The diplomatic challenges facing the United States in the Middle East are myriad: Iran’s nuclear program, a terror-fueled Yemen, a barely stable Iraq, and a war in factionalized Afghanistan compete for attention against the long conflict between Israelis and Palestinians.
If American leaders want help disentangling — and possibly even solving — these complex problems, they should look to Saudi Arabia for leadership, said Prince Turki Al Faisal, former ambassador to the United States, in a talk at the Harvard Kennedy School (HKS) on Friday (Nov. 19).
In his talk, “A Saudi Foreign Policy Doctrine for the New Decade,” Turki envisioned a U.S. foreign policy in the Middle East anchored by the longstanding, stable relationship between the United States and Saudi Arabia, the region’s economic powerhouse and the birthplace of Islam.
“If the world truly wants peace in the Middle East, it should reach out to the outstretched hand of King Abdullah,” the prince said, calling for the creation of a zone free of weapons of mass destruction. Saudi Arabia “hopes to present the world with a steady diplomatic hand backed by growing economic and financial might.”

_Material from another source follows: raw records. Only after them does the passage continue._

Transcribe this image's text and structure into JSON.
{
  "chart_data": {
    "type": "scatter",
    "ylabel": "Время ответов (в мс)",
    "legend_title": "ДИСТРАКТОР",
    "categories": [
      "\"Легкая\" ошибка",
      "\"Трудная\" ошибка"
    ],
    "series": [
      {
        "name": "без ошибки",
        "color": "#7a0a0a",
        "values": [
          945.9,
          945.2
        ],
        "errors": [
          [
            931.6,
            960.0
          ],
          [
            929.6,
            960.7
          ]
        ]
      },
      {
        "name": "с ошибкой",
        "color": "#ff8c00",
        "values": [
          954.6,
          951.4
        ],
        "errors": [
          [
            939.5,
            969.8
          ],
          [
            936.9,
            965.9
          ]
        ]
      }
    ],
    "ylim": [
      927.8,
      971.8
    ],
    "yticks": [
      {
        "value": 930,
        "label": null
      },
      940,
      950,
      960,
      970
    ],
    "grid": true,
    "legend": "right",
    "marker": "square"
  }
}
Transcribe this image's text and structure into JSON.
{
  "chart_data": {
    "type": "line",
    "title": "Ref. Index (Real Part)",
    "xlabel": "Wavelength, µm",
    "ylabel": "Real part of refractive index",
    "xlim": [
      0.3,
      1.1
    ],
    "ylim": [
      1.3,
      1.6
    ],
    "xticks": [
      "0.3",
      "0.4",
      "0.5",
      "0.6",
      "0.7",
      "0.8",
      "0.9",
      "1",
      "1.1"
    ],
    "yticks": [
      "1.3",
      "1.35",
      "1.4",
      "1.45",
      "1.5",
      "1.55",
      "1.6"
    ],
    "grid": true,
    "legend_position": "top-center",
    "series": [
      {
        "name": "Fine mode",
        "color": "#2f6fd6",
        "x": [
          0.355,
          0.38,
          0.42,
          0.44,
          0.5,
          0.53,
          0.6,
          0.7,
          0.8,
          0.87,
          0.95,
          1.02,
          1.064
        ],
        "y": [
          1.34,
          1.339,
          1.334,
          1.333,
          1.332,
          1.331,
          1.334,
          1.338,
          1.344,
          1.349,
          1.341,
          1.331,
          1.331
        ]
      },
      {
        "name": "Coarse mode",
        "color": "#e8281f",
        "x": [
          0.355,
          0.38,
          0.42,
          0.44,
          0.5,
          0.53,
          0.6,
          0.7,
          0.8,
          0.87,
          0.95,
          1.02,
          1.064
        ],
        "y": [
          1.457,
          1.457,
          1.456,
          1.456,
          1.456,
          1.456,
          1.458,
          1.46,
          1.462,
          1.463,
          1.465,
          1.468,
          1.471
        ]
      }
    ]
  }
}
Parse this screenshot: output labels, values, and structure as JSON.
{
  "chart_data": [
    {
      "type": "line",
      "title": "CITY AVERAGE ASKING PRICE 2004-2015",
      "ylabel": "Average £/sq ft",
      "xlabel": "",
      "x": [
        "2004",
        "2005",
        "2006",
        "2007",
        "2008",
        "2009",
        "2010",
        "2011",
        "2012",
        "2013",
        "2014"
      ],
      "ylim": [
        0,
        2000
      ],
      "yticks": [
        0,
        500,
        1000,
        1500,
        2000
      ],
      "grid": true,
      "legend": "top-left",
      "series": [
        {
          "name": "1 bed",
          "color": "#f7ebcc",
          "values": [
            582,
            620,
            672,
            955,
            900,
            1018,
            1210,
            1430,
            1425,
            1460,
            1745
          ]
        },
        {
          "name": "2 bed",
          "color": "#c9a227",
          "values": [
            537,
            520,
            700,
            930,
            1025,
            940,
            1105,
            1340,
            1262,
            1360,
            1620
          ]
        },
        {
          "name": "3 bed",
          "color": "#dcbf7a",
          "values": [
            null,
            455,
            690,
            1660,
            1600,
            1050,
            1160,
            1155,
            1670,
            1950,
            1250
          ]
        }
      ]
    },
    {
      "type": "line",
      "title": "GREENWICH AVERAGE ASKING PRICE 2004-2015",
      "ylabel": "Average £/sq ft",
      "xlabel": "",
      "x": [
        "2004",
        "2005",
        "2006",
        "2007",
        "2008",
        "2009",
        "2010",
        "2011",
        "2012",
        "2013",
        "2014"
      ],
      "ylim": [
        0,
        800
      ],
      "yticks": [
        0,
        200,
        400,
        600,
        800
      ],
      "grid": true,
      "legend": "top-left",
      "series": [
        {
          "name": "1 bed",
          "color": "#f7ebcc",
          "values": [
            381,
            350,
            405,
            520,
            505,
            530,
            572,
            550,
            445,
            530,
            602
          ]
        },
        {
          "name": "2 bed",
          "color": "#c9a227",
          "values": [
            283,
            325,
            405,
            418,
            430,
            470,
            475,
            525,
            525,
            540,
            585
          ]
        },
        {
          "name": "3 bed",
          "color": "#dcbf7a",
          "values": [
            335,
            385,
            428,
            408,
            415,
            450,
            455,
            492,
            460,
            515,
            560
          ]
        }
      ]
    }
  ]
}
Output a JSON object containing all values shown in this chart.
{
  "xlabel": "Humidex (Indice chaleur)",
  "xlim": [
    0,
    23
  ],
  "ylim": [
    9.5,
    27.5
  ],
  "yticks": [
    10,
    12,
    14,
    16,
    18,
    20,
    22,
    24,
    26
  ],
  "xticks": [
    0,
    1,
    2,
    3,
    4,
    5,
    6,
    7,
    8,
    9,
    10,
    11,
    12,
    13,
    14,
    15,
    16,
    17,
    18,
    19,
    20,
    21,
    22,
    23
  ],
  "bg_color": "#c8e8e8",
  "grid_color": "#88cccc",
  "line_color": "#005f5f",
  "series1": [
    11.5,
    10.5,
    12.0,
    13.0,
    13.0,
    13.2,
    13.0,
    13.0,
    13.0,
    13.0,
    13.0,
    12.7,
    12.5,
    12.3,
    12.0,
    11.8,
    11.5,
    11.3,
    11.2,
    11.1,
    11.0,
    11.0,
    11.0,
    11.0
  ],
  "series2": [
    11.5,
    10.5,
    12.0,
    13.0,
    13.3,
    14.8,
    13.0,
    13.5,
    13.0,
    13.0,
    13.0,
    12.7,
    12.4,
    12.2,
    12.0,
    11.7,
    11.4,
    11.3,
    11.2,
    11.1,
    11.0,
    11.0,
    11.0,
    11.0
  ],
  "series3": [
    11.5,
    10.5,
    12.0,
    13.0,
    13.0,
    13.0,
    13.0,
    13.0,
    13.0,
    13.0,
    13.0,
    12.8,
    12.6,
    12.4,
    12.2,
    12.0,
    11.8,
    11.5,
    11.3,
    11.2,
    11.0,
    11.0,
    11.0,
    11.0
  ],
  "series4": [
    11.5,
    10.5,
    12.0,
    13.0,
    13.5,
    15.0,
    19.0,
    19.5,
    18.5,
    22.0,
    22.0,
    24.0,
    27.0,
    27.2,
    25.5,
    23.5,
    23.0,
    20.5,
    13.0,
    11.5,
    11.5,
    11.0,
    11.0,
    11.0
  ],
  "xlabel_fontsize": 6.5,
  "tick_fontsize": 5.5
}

A Georgetown–educated diplomat, former chief of Saudi intelligence, and current chairman of the King Faisal Centre for Research and Islamic Studies, Turki was a fitting conduit for the message of Mideast-West collaboration, said moderator R. Nicholas Burns, professor of the practice of diplomacy and international politics at HKS.
The event, co-sponsored by the Harvard Kennedy School’s Institute of Politics (IOP) and the Belfer Center for Science and International Affairs’ Middle East Initiative, was part of Harvard Arab Weekend. Turki’s talk was one of several hosted by the Harvard Arab Alumni Association and other University Middle East-North Africa groups to address how the Harvard community can tap into and promote the region’s growth.
Turki pitted Iran and Saudi Arabia as polar opposites vying for power and influence in their region. Both countries view themselves as cultural and religious hubs, he said, but disagree on how to use that influence: Iran wants to stand up to the West, while Saudi Arabia hopes to bring the West and the Middle East together.
While acknowledging the grave threat posed by a nuclear Iran — a likely reality within the next year, he said — Turki expressed confidence that the region would not fall to Iranian influence.
“Iran’s major weakness is demographics,” he said. He pointed out that the majority of Iranians are Shiite Muslim and ethnically Persian, “and thus ethnically and linguistically distinct from most of the region.” Contrary to Saudi Arabia, the “cradle of Islam,” Iran faces an uphill battle in aligning itself with its predominantly Sunni Arab neighbors.
Furthermore, Iran has isolated itself from the international community, he said.
Turki also stressed the necessity of solving the Israel-Palestine conflict, which he called “the most important issue in the region.”
“Israel’s unwillingness to cease its … colonization and its continued refusal to grant the Palestinians their own homeland is the core reason this conflict continues,” he said.
“There is no lack of proposals for peace, many of them completely rational, fair, and viable,” he added, citing a peace plan endorsed by Saudi King Abdullah at the Beirut Summit in 2002 that called for the creation of a sovereign Palestinian state in the West Bank and Gaza.
Turki called on Washington to push Israel to work toward peace.
“The only country that can affect Israeli foreign policy, in my opinion, is the United States,” he said.
While he was encouraged by President Obama’s declaration that “the Palestinian-Israeli conflict is an issue of national security,” he said he hoped the president would engage with Saudi Arabia and other Middle Eastern nations on the issue.
“Israelis have the advantage over us when it comes to [American foreign policy] decision making,” he said. “That should not give us reason to prevent us from matching it.”
Stabilized relations between the United States and predominantly Arab nations cannot occur until the Israel-Palestine standoff is settled, he said.
“Fixing that problem will go a long way toward the deficit in America’s image,” he said.